Really, though, the film is at its most affecting when restraint is used in portraying personal moments and exchanges, especially between allows for the authenticity of these athletes’ experience to ring out: conversations between Terrence and NBA’s first “out” basketballer, the retired Jason Collins, who gives him tips on coping with homophobia are humorous though saddening; Fox’s exchanges with trans NCAA D1 basketball player Kye Allums contain under-represented and scintillating knowledge; we see their shared exasperation at the lack of understanding they face, everyday, as Allums says “all people should think when I tell them that I’m trans, is, oh, male pronouns then.”

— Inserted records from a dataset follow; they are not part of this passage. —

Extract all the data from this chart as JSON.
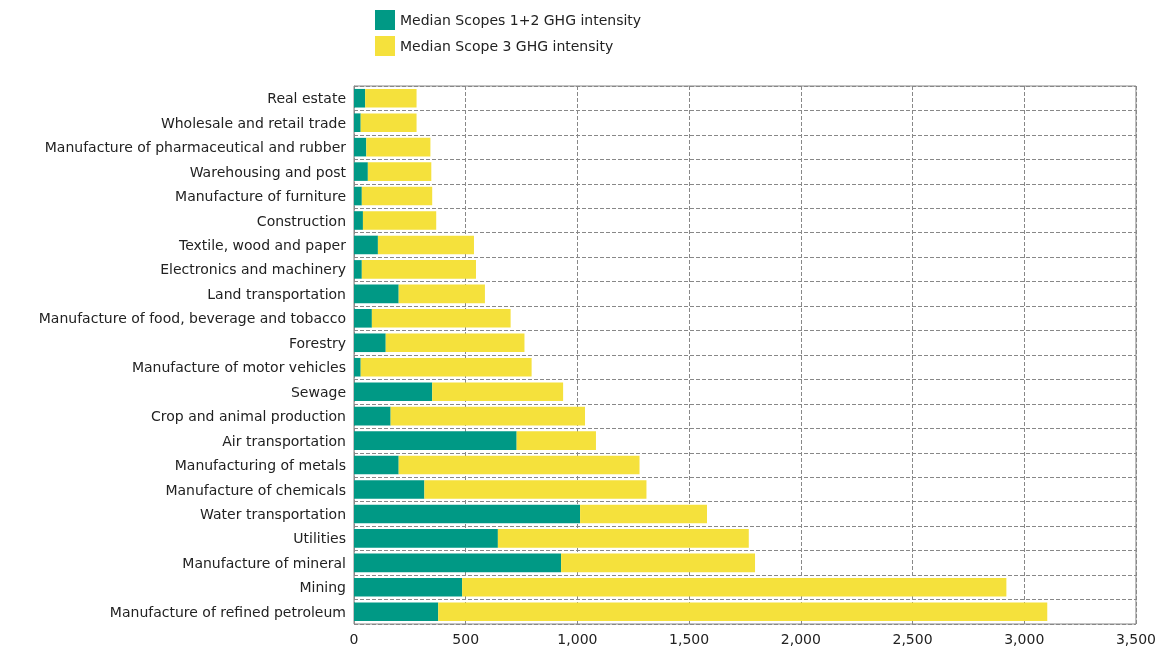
{
  "chart_data": {
    "type": "bar",
    "orientation": "horizontal",
    "stacked": true,
    "categories": [
      "Real estate",
      "Wholesale and retail trade",
      "Manufacture of pharmaceutical and rubber",
      "Warehousing and post",
      "Manufacture of furniture",
      "Construction",
      "Textile, wood and paper",
      "Electronics and machinery",
      "Land transportation",
      "Manufacture of food, beverage and tobacco",
      "Forestry",
      "Manufacture of motor vehicles",
      "Sewage",
      "Crop and animal production",
      "Air transportation",
      "Manufacturing of metals",
      "Manufacture of chemicals",
      "Water transportation",
      "Utilities",
      "Manufacture of mineral",
      "Mining",
      "Manufacture of refined petroleum"
    ],
    "series": [
      {
        "name": "Median Scopes 1+2 GHG intensity",
        "color": "#009985",
        "values": [
          50,
          30,
          55,
          62,
          35,
          40,
          107,
          35,
          200,
          80,
          142,
          30,
          350,
          164,
          728,
          200,
          315,
          1012,
          644,
          927,
          484,
          377
        ]
      },
      {
        "name": "Median Scope 3 GHG intensity",
        "color": "#f5e13c",
        "values": [
          230,
          250,
          287,
          284,
          315,
          328,
          430,
          511,
          386,
          621,
          621,
          765,
          586,
          870,
          355,
          1078,
          994,
          568,
          1123,
          868,
          2436,
          2726
        ]
      }
    ],
    "xlim": [
      0,
      3500
    ],
    "xticks": [
      0,
      500,
      {
        "value": 1000,
        "label": "1,000"
      },
      {
        "value": 1500,
        "label": "1,500"
      },
      {
        "value": 2000,
        "label": "2,000"
      },
      {
        "value": 2500,
        "label": "2,500"
      },
      {
        "value": 3000,
        "label": "3,000"
      },
      {
        "value": 3500,
        "label": "3,500"
      }
    ],
    "grid": true,
    "legend": "top"
  }
}
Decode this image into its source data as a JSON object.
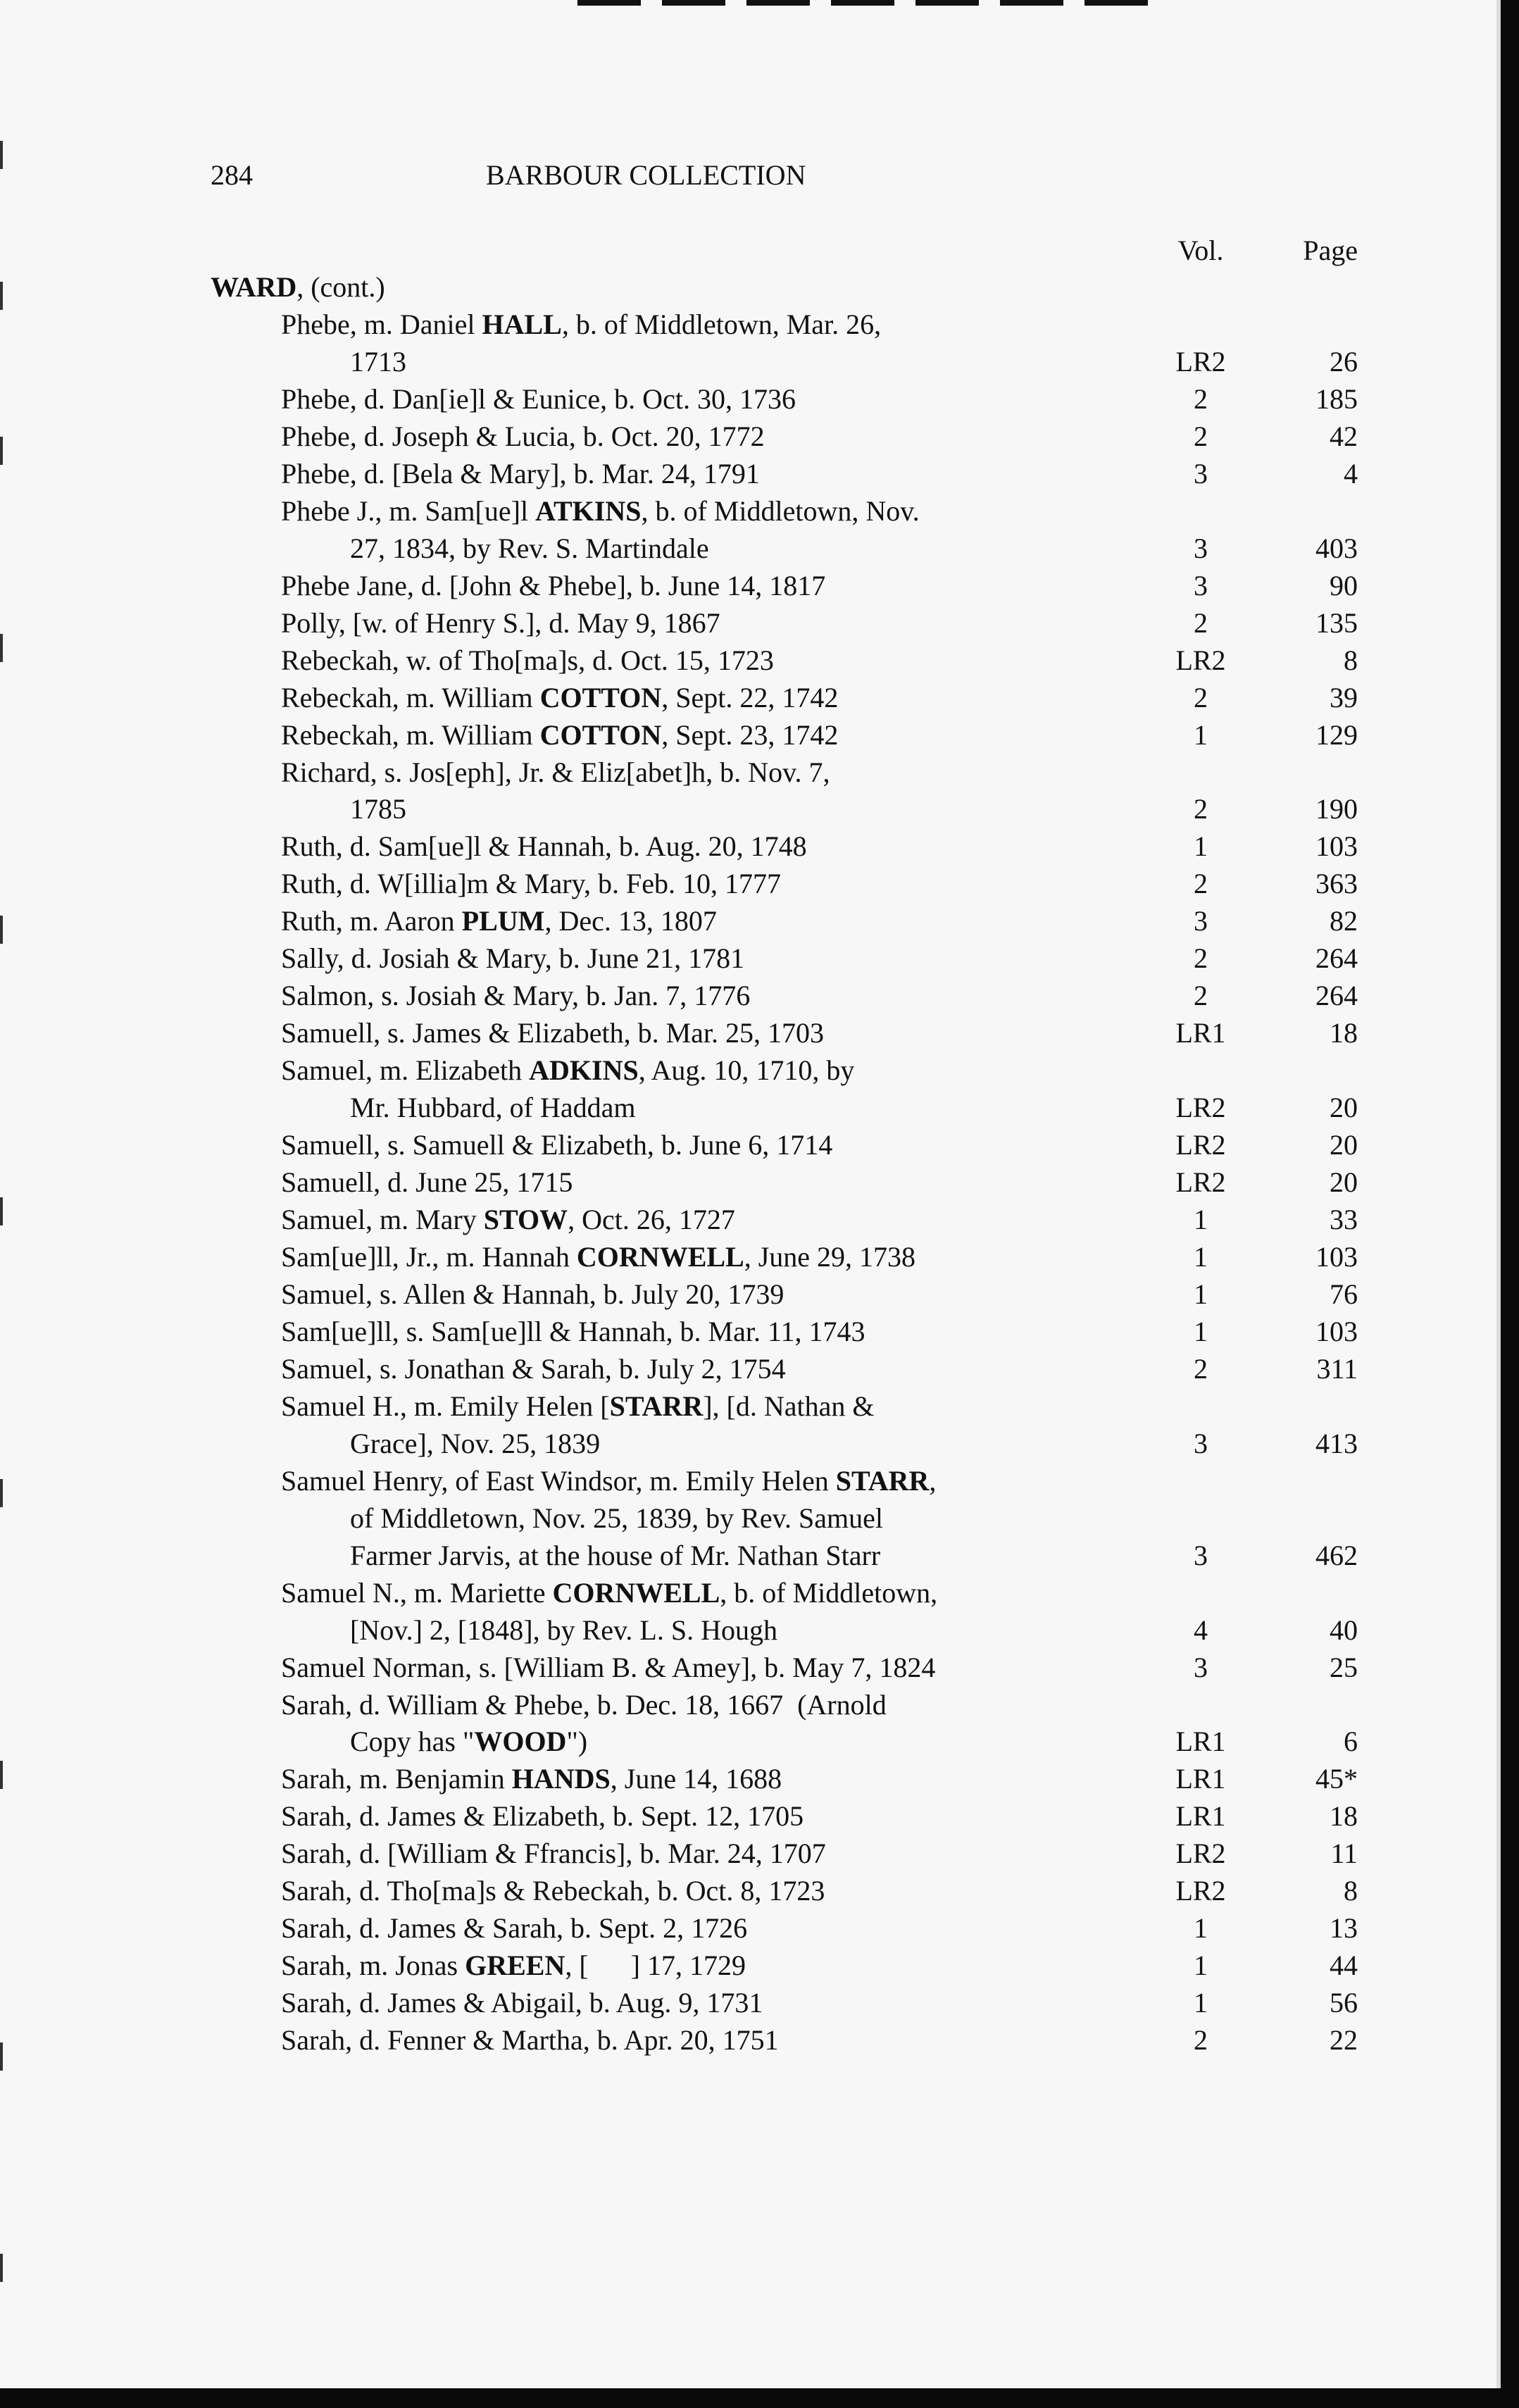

It’s unsurprising that this doco has been an audience favourite on the festival circuit, winning a litany of audience-choice awards (including at the INSIDE OUT and Frameline 39 Film Festivals): the fluidity and proficiency with which Thomas confidently intertwines the inner worlds, anxieties and testimony of these two’s journey adds colour, depth and emotional resonance to a media-saturated topic. The stories play out most effectively in the muted behind-the-scenes interviews, giving the subjects the power to touch and to devastate through the frankness of their own words. While it’s a technically flawed film, it’s mainly an inspiring one; Game Face ultimate wins out with its undeniable humanity.